Marijuana has dwelled in the dark for decades, so it’s no surprise it has spawned countless myths. From the belief that cannabis kills to the notion that it causes the same impairments as alcohol, misunderstandings about weed have complicated efforts at legal reform.
So what’s truth and what’s fiction? Most marijuana myths can be shot down with little effort, but others are persistent. Here are six of the biggest myths about weed.
1. Marijuana is addictive
It is possible to get hooked on pot, but it’s rare, and when it does happen, it’s nothing like an addiction to alcohol.
The definition of “addiction” is a pattern of behavior or substance use that you repeat again and again despite the fact that it causes substantial problems in your life. Cannabis users can develop a dependence on the drug, which means you use it heavily and suffer withdrawal if you stop, but that doesn’t really qualify as addiction.
That said, about 9 percent of users become dependent on weed. A much smaller percentage develops a true addiction. But the rate for alcohol addiction is 15 percent, and alcohol abuse typically causes major problems. The rates for hard drugs such as heroin and cocaine are even higher.
So by comparison, marijuana is the least addictive recreational substance on the market. Even caffeine has a higher addiction rate.
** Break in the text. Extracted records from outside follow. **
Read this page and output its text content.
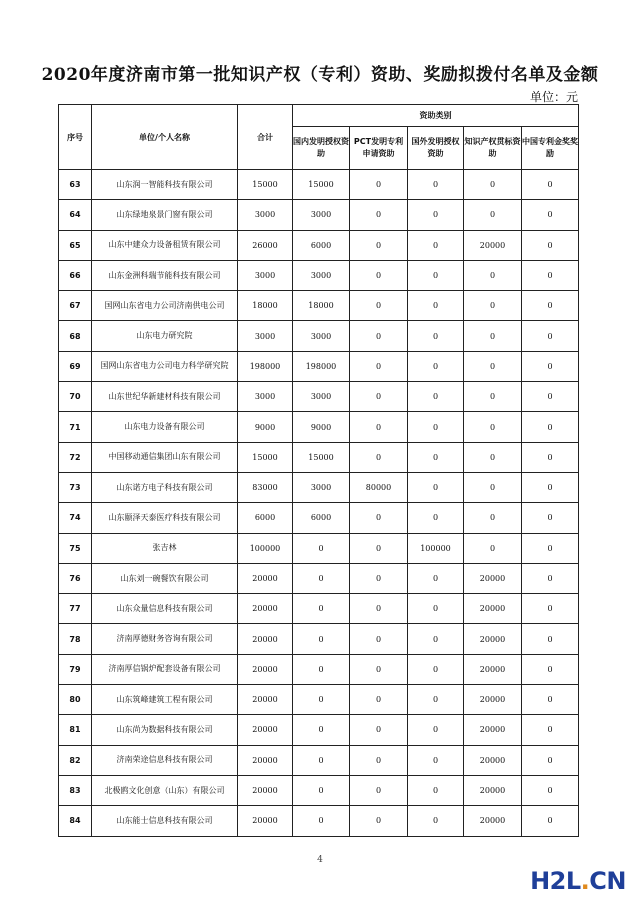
2020年度济南市第一批知识产权（专利）资助、奖励拟拨付名单及金额
单位：元
序号	单位/个人名称	合计	资助类别				
			国内发明授权资助	PCT发明专利申请资助	国外发明授权资助	知识产权贯标资助	中国专利金奖奖励
63	山东润一智能科技有限公司	15000	15000	0	0	0	0
64	山东绿地泉景门窗有限公司	3000	3000	0	0	0	0
65	山东中建众力设备租赁有限公司	26000	6000	0	0	20000	0
66	山东金洲科瑞节能科技有限公司	3000	3000	0	0	0	0
67	国网山东省电力公司济南供电公司	18000	18000	0	0	0	0
68	山东电力研究院	3000	3000	0	0	0	0
69	国网山东省电力公司电力科学研究院	198000	198000	0	0	0	0
70	山东世纪华新建材科技有限公司	3000	3000	0	0	0	0
71	山东电力设备有限公司	9000	9000	0	0	0	0
72	中国移动通信集团山东有限公司	15000	15000	0	0	0	0
73	山东诺方电子科技有限公司	83000	3000	80000	0	0	0
74	山东颐泽天泰医疗科技有限公司	6000	6000	0	0	0	0
75	张吉林	100000	0	0	100000	0	0
76	山东刘一碗餐饮有限公司	20000	0	0	0	20000	0
77	山东众量信息科技有限公司	20000	0	0	0	20000	0
78	济南厚德财务咨询有限公司	20000	0	0	0	20000	0
79	济南厚信锅炉配套设备有限公司	20000	0	0	0	20000	0
80	山东筑峰建筑工程有限公司	20000	0	0	0	20000	0
81	山东尚为数据科技有限公司	20000	0	0	0	20000	0
82	济南荣途信息科技有限公司	20000	0	0	0	20000	0
83	北极鸥文化创意（山东）有限公司	20000	0	0	0	20000	0
84	山东能士信息科技有限公司	20000	0	0	0	20000	0
4
H2L.CN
2. Marijuana causes cancer
Not only does weed not cause cancer, it may help prevent it. Cannabis, like tobacco, contains carcinogens. But they’re less harmful, and cigarette smokers consume a lot more of them than even heavy pot smokers.
Only one study hinted at a link between lung cancer and toking. But several other studies found exactly the opposite. And recent research suggests marijuana may help fight certain types of tumors, including brain cancer.
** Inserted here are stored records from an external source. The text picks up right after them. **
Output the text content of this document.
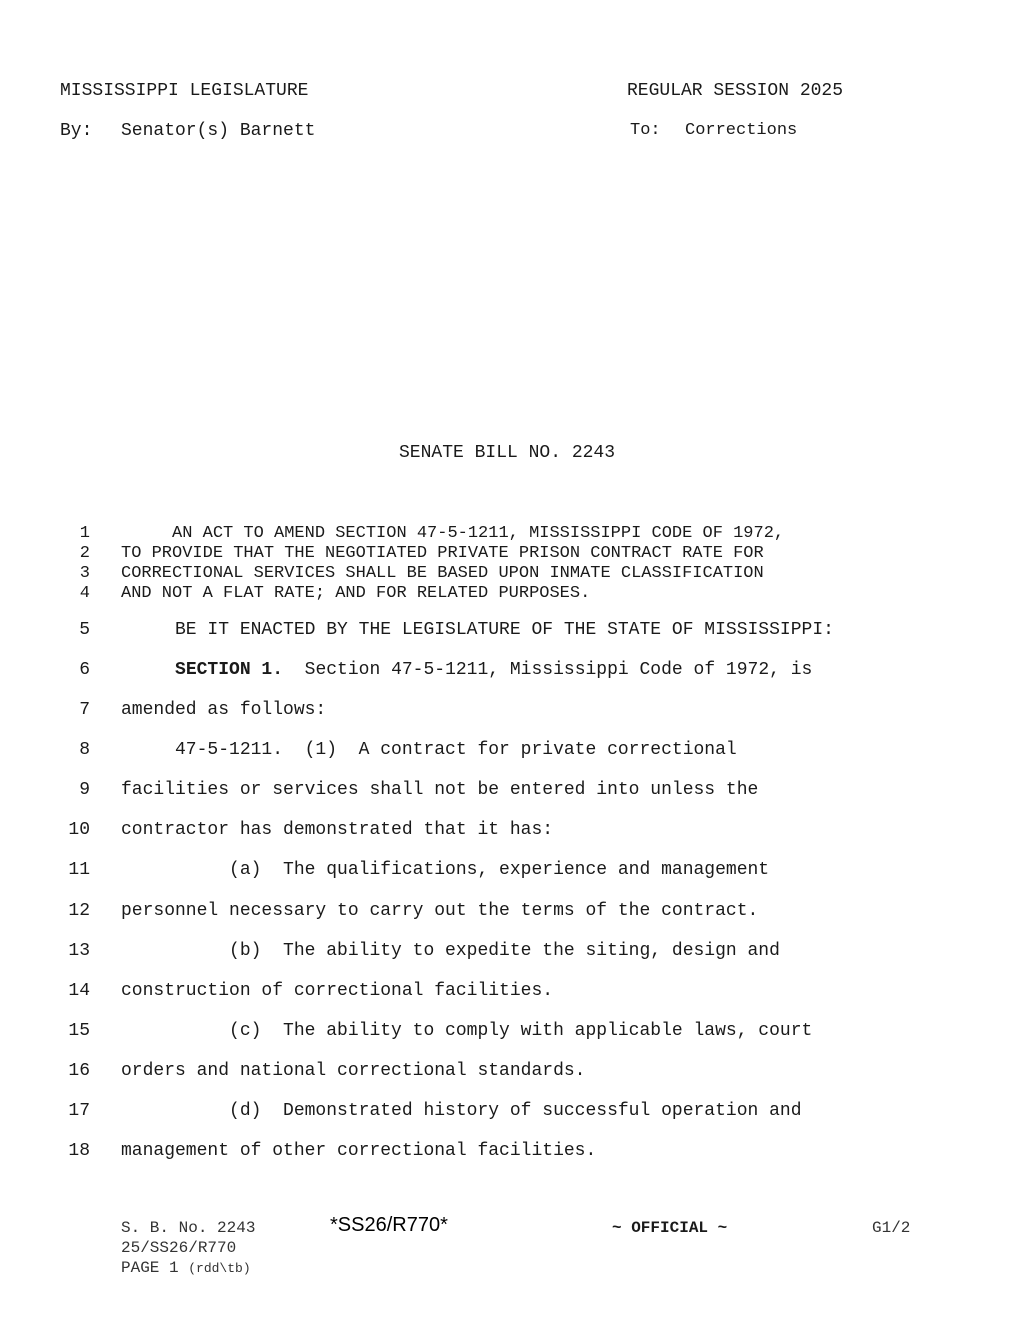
MISSISSIPPI LEGISLATURE	REGULAR SESSION 2025
By: Senator(s) Barnett	To: Corrections
SENATE BILL NO. 2243
1 AN ACT TO AMEND SECTION 47-5-1211, MISSISSIPPI CODE OF 1972,
2 TO PROVIDE THAT THE NEGOTIATED PRIVATE PRISON CONTRACT RATE FOR
3 CORRECTIONAL SERVICES SHALL BE BASED UPON INMATE CLASSIFICATION
4 AND NOT A FLAT RATE; AND FOR RELATED PURPOSES.
5 BE IT ENACTED BY THE LEGISLATURE OF THE STATE OF MISSISSIPPI:
6	SECTION 1.  Section 47-5-1211, Mississippi Code of 1972, is
7 amended as follows:
8 47-5-1211.  (1)  A contract for private correctional
9 facilities or services shall not be entered into unless the
10 contractor has demonstrated that it has:
11 (a)  The qualifications, experience and management
12 personnel necessary to carry out the terms of the contract.
13 (b)  The ability to expedite the siting, design and
14 construction of correctional facilities.
15 (c)  The ability to comply with applicable laws, court
16 orders and national correctional standards.
17 (d)  Demonstrated history of successful operation and
18 management of other correctional facilities.
S. B. No. 2243	*SS26/R770*	~ OFFICIAL ~	G1/2
25/SS26/R770
PAGE 1 (rdd\tb)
3. Marijuana users are criminals
Unless you want to label nearly half the U.S. population criminals, this one simply isn’t true. In many places cannabis is criminal, but it’s hardly fair to say the same of the people who use it.
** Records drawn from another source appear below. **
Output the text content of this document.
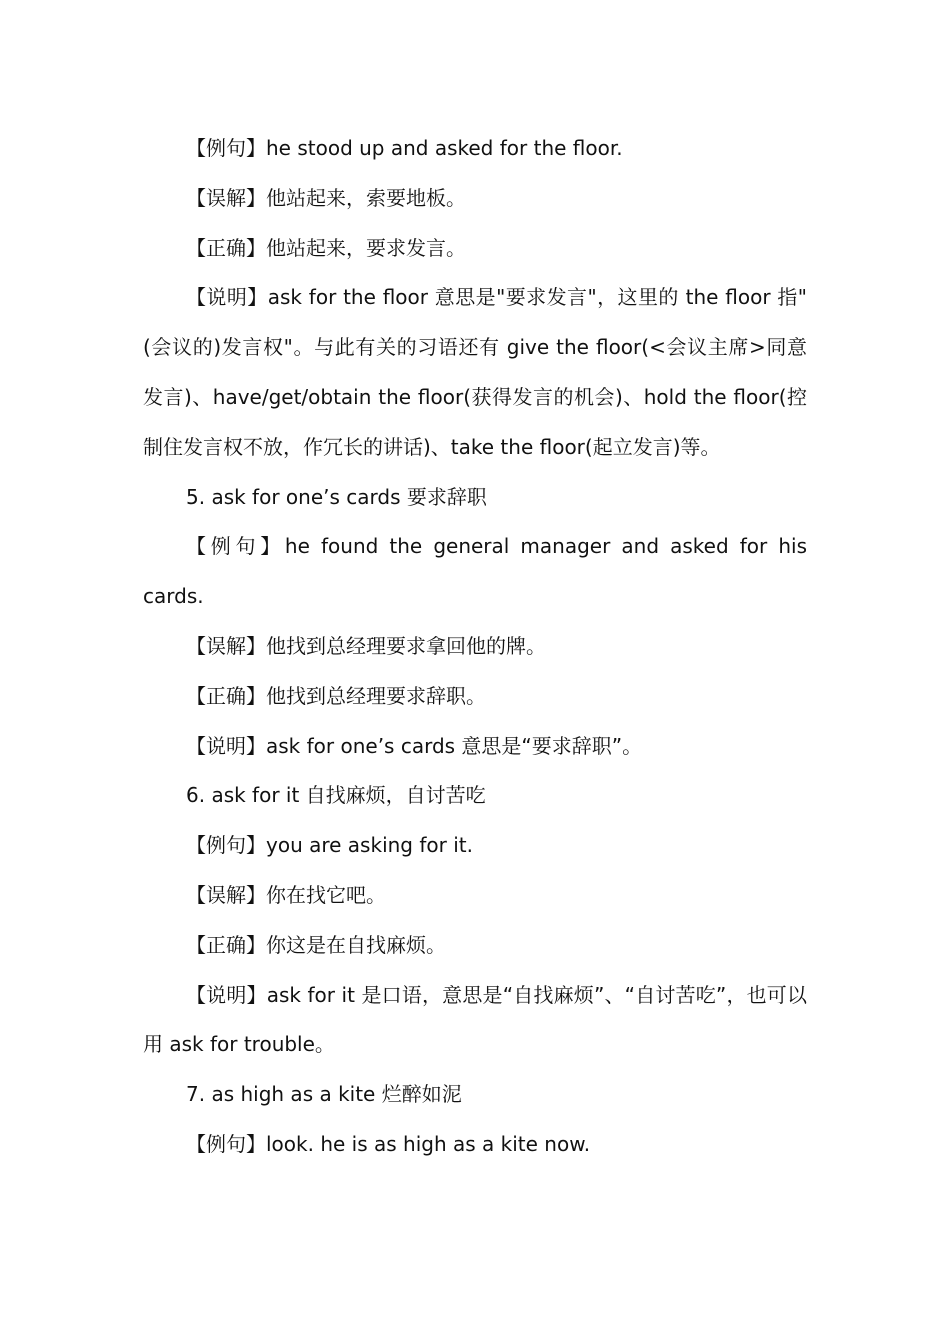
【例句】he stood up and asked for the floor.

【误解】他站起来，索要地板。

【正确】他站起来，要求发言。

【说明】ask for the floor 意思是"要求发言"，这里的 the floor 指"(会议的)发言权"。与此有关的习语还有 give the floor(<会议主席>同意发言)、have/get/obtain the floor(获得发言的机会)、hold the floor(控制住发言权不放，作冗长的讲话)、take the floor(起立发言)等。

5. ask for one’s cards 要求辞职

【例句】he found the general manager and asked for his cards.

【误解】他找到总经理要求拿回他的牌。

【正确】他找到总经理要求辞职。

【说明】ask for one’s cards 意思是“要求辞职”。

6. ask for it 自找麻烦，自讨苦吃

【例句】you are asking for it.

【误解】你在找它吧。

【正确】你这是在自找麻烦。

【说明】ask for it 是口语，意思是“自找麻烦”、“自讨苦吃”，也可以用 ask for trouble。

7. as high as a kite 烂醉如泥

【例句】look. he is as high as a kite now.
Aside from drug cartels, the marijuana trade is a relatively peaceful one. It exists only partly in the shadows now, and added legitimacy means reduced violence.
What’s more, only a very small portion of America’s prison and jail populations are incarcerated for simple possession. Most pot smokers live their lives with little hassle from the police, and anyone who’s bought weed from more than one dealer knows they’re just ordinary people, too.
4. Marijuana is a gateway drug
No, marijuana is not a gateway drug… It’s true that people who use marijuana are statistically more likely to use hard drugs at some point in their lives. But this doesn’t mean what many people think it means.
In fact, people who use marijuana are inherently more likely to use other drugs. The marijuana doesn’t cause the progression; it’s caused by genetics, personality, and addictive tendencies.
Cause and effect aren’t clear, in other words. Just because some people use cannabis doesn’t mean they’ll use hard drugs, and just because some people use hard drugs doesn’t mean cannabis led them there.
5. High-potency marijuana is dangerous
Strong weed is just that: strong weed. No matter what form it comes in, it’s no different chemically than standard pot.
It is possible to OD, but the worst that’s likely to happen is a nasty panic attack. Despite recent episodes in Colorado, it won’t kill you, and it probably won’t lead you to kill yourself. You definitely shouldn’t drive on it, though.
High-potency extracts are all the rage in the marijuana industry. In some places they’re treated more like crack than cannabis. But that doesn’t mean weed with high THC counts is inherently hazardous.
6. Marijuana has no medicinal value
Ironically, one of the biggest propagators of this myth is the U.S. federal government, which continues to deem marijuana a Schedule 1 substance, which means that it supposedly has no medicinal value. The fact is that numerous studies have proven conclusively that marijuana has a number of clear benefits with regard to treating certain health conditions or reducing the ill-effects of treatment for other conditions. The list of health benefits is endless, but marijuana has definitively been shown to have value in the treatment of certain seizure-related disorders, glaucoma, and even the reduction of certain tumors.